Но разве можно тело хоронить,
и в смерть ронять себя — и уронить,
и плавать в ней, в воде околоплодной,
и страсть свою настолько удлинить,
чтоб чистым тканям тела перегнить
и превратиться в хаос первородный
протяжный голос пола не мешал?
Вонзились звезды, словно сотни жал,
в такую плоть, которой все едино —
язвит ее любовь или кинжал,
начало жизни или середина.

4

И крепкие дубовые лари,
в которых спят герои и цари,
святые и великие блудницы,
открыты, словно тайные гробницы,
и в щели тел, в их теплые глазницы
любовь свои вставляет янтари:
вот Ящерица, Рыба, Скорпион,
Рак, Треугольник, Южная Корона —
сиянье, бесконечное, как сон,
который видел Бог во время оно.

1986

«У прошлого запах укропный». Читает автор

* * *

У прошлого запах укропный — и мне не сносить головы…
Смеркается. Зверь допотопный выходит из темной травы.

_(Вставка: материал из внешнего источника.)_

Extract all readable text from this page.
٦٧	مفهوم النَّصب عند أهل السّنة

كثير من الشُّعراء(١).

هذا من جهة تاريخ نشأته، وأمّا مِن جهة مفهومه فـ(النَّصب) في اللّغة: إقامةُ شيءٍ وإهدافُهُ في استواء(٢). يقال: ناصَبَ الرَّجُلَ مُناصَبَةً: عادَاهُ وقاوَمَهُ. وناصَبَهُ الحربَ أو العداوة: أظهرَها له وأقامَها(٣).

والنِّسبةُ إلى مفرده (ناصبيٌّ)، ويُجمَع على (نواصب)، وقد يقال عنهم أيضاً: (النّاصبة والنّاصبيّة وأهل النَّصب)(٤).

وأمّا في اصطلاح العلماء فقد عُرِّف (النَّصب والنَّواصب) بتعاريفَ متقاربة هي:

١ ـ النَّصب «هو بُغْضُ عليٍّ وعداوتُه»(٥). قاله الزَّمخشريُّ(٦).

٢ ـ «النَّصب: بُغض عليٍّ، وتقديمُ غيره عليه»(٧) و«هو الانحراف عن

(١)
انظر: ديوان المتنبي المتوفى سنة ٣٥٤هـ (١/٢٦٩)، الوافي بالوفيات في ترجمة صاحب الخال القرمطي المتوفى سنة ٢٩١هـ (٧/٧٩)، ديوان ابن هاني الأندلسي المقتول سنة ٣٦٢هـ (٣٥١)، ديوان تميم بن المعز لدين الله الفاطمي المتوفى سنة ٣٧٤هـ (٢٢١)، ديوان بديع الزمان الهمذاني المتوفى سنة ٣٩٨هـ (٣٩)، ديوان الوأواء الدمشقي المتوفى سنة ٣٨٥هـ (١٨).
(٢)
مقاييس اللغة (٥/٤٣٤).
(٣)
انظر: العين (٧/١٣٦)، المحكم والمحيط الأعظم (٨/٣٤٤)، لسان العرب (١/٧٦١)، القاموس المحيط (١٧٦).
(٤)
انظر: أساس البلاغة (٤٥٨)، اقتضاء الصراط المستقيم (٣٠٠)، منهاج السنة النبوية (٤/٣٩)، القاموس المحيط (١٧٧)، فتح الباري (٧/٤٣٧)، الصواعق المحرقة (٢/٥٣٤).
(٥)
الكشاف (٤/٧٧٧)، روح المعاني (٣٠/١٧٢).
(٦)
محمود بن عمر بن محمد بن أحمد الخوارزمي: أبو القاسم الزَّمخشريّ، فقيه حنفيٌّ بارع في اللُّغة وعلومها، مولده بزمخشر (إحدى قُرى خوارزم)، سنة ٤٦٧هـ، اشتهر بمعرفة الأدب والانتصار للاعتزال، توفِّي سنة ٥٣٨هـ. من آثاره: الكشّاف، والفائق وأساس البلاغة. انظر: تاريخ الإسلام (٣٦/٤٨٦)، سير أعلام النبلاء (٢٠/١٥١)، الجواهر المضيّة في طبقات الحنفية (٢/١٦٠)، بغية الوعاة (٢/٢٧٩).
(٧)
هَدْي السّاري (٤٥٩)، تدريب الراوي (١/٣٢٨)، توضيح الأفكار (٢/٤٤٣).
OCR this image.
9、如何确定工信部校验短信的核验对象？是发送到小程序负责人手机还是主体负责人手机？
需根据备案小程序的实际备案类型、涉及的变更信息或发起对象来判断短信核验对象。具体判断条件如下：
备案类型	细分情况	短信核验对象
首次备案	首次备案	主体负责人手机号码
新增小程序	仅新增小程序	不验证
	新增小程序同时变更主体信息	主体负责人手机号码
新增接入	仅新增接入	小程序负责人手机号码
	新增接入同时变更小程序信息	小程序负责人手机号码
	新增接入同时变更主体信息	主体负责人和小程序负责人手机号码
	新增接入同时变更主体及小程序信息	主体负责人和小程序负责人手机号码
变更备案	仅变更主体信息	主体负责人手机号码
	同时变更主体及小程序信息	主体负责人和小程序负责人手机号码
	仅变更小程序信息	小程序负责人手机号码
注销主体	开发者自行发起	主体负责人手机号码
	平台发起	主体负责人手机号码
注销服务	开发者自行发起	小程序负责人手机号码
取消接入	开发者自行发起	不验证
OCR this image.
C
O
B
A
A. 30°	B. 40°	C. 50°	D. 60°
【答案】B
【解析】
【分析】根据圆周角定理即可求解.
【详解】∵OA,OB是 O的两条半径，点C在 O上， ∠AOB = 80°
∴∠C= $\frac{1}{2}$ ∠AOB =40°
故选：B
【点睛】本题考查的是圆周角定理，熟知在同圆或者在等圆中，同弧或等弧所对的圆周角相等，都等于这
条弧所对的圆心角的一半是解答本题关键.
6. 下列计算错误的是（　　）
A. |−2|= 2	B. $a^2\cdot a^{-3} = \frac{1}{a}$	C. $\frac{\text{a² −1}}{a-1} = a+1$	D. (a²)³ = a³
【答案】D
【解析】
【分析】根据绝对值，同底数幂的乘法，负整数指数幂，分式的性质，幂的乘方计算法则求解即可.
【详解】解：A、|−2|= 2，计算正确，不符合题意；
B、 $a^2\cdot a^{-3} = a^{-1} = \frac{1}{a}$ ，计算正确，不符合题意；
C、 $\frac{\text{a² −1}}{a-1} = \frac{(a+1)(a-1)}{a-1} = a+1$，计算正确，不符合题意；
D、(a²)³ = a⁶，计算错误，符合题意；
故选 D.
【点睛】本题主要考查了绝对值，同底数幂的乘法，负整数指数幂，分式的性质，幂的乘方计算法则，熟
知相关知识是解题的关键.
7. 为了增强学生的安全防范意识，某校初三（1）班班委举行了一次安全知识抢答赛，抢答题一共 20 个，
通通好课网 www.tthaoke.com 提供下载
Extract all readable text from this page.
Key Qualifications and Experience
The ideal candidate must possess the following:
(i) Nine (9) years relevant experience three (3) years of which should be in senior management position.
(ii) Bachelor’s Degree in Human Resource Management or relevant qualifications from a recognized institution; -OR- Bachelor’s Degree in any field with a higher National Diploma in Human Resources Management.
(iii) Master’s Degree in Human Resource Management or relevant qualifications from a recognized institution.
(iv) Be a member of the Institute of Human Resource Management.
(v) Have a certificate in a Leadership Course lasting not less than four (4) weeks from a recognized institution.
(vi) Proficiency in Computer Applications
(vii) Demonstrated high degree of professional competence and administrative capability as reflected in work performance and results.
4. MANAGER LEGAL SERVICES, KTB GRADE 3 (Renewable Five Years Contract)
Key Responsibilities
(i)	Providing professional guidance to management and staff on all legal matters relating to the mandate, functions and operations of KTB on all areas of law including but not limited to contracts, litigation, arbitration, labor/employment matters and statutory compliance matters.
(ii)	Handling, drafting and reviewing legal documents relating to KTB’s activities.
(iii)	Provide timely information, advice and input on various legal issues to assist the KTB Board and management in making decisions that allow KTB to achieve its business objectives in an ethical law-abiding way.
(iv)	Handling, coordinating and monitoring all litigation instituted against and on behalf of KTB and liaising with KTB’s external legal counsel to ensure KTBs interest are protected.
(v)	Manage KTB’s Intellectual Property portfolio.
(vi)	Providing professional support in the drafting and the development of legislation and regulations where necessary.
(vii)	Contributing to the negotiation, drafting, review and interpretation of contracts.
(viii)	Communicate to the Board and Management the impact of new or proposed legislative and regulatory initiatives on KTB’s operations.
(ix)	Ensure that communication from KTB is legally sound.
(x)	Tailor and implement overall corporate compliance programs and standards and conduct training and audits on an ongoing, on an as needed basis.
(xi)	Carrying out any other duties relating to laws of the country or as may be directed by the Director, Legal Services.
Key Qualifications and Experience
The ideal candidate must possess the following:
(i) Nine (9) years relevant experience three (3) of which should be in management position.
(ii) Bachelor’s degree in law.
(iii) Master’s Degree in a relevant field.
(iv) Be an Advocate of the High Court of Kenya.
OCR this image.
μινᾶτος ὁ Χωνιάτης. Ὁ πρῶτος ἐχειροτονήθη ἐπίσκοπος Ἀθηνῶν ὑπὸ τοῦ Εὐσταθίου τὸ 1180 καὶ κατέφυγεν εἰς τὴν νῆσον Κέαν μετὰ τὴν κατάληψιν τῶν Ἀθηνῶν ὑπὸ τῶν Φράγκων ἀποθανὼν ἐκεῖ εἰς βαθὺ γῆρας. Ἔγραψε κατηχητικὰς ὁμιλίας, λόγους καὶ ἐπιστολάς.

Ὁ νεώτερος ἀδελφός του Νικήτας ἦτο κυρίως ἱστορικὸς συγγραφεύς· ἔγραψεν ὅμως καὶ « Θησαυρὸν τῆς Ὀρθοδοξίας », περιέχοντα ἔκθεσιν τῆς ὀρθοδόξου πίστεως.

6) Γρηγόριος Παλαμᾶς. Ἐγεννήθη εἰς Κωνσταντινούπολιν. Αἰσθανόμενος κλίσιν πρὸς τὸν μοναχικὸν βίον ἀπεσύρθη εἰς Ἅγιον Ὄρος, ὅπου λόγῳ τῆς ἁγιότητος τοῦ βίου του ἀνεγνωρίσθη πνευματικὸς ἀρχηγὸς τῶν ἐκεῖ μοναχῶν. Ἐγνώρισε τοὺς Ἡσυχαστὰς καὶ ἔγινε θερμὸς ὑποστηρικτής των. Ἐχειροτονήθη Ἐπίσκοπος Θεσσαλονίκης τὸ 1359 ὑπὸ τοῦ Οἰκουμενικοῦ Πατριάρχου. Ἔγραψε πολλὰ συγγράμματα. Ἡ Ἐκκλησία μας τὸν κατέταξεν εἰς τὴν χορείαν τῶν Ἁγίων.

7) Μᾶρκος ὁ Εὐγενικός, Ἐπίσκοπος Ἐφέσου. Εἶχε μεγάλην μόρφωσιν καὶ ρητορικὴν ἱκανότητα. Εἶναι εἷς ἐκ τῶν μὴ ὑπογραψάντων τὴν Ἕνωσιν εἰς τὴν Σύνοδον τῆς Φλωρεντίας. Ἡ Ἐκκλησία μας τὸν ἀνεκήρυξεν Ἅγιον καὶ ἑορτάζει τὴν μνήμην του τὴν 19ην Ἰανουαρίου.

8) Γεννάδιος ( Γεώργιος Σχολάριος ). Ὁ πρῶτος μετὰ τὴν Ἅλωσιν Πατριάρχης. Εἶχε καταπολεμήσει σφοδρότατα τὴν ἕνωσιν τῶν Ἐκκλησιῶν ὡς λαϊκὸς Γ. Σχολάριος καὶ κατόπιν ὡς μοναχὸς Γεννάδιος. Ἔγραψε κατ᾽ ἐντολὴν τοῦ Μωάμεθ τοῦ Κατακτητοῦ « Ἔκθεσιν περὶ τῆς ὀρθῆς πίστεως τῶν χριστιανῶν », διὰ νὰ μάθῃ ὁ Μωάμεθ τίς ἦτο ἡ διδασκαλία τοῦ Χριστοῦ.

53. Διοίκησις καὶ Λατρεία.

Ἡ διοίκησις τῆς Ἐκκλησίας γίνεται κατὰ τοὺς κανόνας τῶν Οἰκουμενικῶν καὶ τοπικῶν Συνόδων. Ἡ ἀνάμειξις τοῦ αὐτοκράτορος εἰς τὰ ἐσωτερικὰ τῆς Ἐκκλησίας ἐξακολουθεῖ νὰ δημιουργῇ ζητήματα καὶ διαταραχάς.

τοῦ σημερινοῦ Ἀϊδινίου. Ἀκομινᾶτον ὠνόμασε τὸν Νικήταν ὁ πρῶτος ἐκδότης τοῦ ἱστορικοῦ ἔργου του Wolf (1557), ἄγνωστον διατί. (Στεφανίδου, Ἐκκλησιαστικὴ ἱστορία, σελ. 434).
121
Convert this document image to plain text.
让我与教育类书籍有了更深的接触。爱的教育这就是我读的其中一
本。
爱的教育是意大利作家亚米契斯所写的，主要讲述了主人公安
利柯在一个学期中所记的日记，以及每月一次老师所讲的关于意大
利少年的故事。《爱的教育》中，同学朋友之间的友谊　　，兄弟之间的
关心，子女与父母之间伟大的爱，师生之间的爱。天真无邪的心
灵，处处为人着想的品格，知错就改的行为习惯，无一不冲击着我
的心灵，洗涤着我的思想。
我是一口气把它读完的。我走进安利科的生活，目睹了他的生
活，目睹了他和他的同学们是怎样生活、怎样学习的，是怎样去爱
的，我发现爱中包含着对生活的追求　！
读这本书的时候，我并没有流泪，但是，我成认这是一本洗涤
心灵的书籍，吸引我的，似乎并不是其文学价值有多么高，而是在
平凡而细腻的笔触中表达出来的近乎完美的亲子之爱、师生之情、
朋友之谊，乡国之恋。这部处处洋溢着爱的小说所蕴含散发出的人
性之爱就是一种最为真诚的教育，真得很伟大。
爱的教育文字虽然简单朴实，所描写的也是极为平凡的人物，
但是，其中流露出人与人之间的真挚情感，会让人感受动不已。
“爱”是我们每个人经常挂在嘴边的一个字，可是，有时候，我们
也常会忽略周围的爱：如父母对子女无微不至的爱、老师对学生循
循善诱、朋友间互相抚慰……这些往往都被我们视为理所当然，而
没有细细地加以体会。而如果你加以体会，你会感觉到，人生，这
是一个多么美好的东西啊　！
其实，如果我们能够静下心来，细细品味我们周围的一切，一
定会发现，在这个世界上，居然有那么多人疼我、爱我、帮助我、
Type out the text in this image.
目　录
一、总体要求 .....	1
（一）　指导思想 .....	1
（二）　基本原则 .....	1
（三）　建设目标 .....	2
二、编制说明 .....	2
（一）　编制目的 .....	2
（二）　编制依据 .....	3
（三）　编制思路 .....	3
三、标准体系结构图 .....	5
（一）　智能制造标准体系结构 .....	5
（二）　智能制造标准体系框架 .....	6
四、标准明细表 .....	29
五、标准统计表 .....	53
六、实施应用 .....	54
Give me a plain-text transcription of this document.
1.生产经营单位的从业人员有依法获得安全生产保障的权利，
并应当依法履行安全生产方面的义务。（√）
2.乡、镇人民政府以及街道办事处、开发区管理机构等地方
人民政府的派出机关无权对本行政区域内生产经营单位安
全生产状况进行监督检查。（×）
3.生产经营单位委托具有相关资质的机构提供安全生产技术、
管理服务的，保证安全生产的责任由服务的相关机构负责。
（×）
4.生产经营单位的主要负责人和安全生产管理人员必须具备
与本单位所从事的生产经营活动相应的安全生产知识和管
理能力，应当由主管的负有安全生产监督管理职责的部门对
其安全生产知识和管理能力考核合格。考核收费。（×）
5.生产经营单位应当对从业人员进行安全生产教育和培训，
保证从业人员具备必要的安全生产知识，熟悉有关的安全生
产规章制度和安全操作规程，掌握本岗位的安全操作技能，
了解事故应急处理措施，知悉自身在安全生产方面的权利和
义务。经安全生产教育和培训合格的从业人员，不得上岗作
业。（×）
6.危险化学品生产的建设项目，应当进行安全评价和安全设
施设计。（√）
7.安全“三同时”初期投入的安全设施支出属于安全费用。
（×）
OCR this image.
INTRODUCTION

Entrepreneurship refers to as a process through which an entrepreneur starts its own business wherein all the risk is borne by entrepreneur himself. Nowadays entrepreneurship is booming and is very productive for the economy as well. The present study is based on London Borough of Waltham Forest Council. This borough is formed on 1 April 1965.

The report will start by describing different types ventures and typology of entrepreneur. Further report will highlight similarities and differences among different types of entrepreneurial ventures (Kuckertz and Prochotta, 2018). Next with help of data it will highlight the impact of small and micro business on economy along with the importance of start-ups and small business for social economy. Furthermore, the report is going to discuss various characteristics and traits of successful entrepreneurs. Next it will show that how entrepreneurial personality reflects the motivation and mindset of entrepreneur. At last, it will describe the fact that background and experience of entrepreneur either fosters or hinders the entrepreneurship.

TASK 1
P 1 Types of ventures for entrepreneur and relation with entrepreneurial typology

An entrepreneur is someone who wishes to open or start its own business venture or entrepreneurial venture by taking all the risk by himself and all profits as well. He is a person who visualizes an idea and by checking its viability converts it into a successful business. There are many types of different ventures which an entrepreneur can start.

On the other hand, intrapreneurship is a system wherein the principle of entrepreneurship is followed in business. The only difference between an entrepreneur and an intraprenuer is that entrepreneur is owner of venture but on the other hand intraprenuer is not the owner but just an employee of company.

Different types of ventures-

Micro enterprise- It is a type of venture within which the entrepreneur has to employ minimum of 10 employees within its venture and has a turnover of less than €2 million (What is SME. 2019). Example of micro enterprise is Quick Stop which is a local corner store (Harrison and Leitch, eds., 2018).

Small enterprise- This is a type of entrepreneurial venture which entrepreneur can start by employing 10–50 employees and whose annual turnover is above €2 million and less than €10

Ни страха, ни плотского пыла, ни плоской звезды в кулаке —
сорвем ли кукушкино мыло и спустимся к мелкой реке,

возьмем ли себя на поруки, сойдем ли случайно с ума —
Саратов, Великие Луки, Москва, Петербург, Колыма

плывут по теченью поло́вой, корой и древесной трухой,
а волны горы Соколовой покрыты сиренью сухой.

Шиповника нежная рана видна сквозь нетающий снег,
двадцатого, в месяц нисана Господь остановит ковчег,

и ты, очарованный странник, изгнанник и вечный изгой
увидишь звезды многогранник сквозь ставни с тяжелой резьбой.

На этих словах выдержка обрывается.